Rozniakowski, who had previously been charged with 75 counts of stalking and harassment, also managed to shoot and injure Morrow’s 15-year-old daughter in the attack. The violent rampage was reportedly fueled by anger over having been issued the protective order, which prompted Rozniakowski to show up at Morrow’s home with a firearm later that day.
Stephen Rozniakowski’s case is not an anomaly. Rather, it is part of an ongoing and pervasive pattern of domestic violence perpetrated by police officers, usually against women.
According to the National Center for Women and Policing, domestic violence is two to four times more likely to occur in families of police officers than among the general population.

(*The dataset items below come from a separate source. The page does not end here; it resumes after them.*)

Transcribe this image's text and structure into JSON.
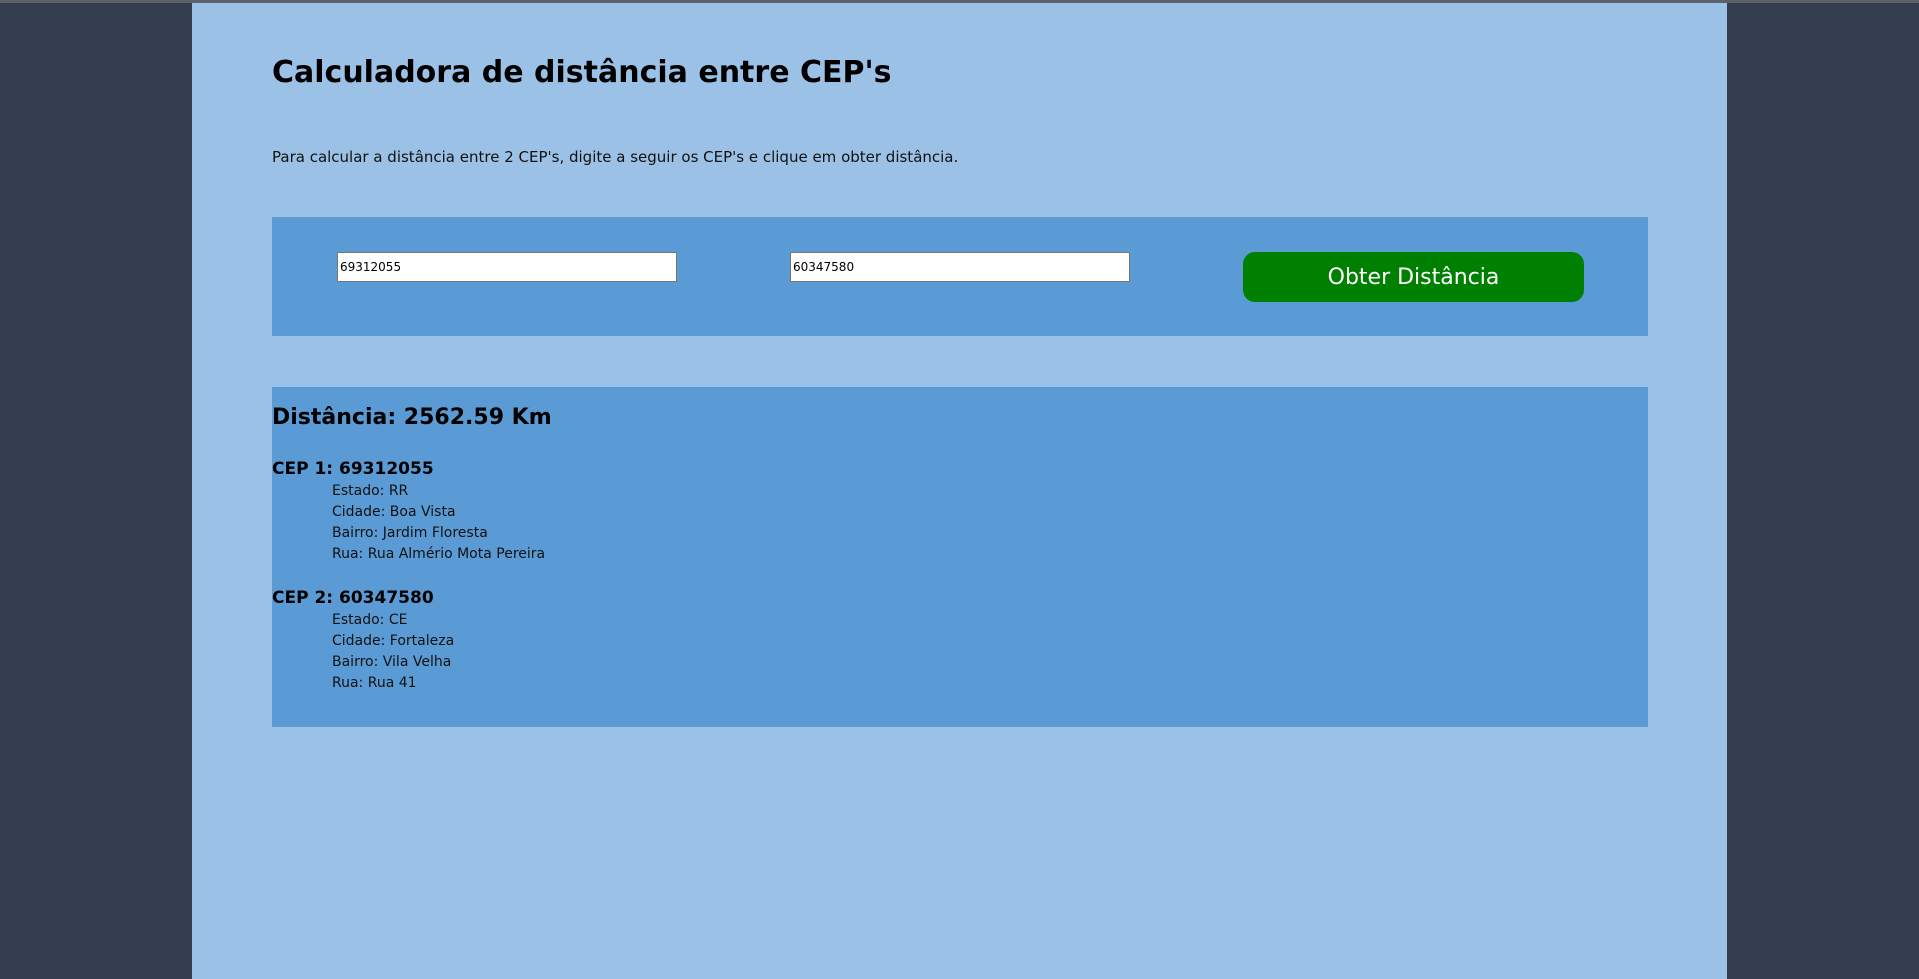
{
  "page": {
    "title": "Calculadora de distância entre CEP's",
    "instructions": "Para calcular a distância entre 2 CEP's, digite a seguir os CEP's e clique em obter distância."
  },
  "form": {
    "cep1_value": "69312055",
    "cep2_value": "60347580",
    "submit_label": "Obter Distância"
  },
  "result": {
    "distance": "Distância: 2562.59 Km",
    "cep1": {
      "heading": "CEP 1: 69312055",
      "estado": "Estado: RR",
      "cidade": "Cidade: Boa Vista",
      "bairro": "Bairro: Jardim Floresta",
      "rua": "Rua: Rua Almério Mota Pereira"
    },
    "cep2": {
      "heading": "CEP 2: 60347580",
      "estado": "Estado: CE",
      "cidade": "Cidade: Fortaleza",
      "bairro": "Bairro: Vila Velha",
      "rua": "Rua: Rua 41"
    }
  },
  "colors": {
    "outer_background": "#343d4e",
    "page_background": "#9bc2e6",
    "panel_background": "#5b9bd5",
    "button_background": "#008000",
    "button_text": "#ffffff"
  }
}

Within the past few weeks, police officers from New York and New Jersey have been arrested for stalking and domestic violence. Police officers, protected by a code of silence, usually go unpunished for their crimes. They are protected by a system that relies on police to protect property instead of people, and neglects the epidemic violence perpetrated against women.
Following the killings of NYPD officers Wenjian Liu and Rafael Ramos, much has been made of the need to support the officers’ families. However, when it comes to domestic violence, there are no popular cries to help those cops’ families.
This is not to say that domestic violence never breaks into the mainstream media. When perpetrated by professional athletes —particularly men of color — it is front-page news. According to the available statistics, the rate of domestic violence among NFL players is lower than the average rate of domestic violence in the general population (whereas for police officers it is much higher). The media rarely mentions the statistics that show that cops are by far more dangerous.
The default capitalist media narrative of police officers is that they are “heroes.” Glaringly absent from the national discourse on police violence is the continuing epidemic of misogyny and violence against women, especially the spouses, partners and children of police officers, as well as women in the general population who have experienced rape, sexual assault and attack at the hands of cops.
Just as the police have carried out a campaign of violence against Black and Brown people since the United States’ inception, they have also been able to harass, assault and kill women with impunity.
Women have rarely been able to rely on the corrupt criminal justice system for “protection.” It is no surprise that the same system that allows police officers to murder unarmed people of color also offers free passes for rapists and abusers. From small towns like Steubenville, Ohio—where a 14-year-old girl’s rapists were given little more than a slap on the wrist—to college campuses like Columbia University, which has failed to expel rapists from their institution, it is clear that the system is not designed to deliver justice for the victims of sexual assault and domestic violence.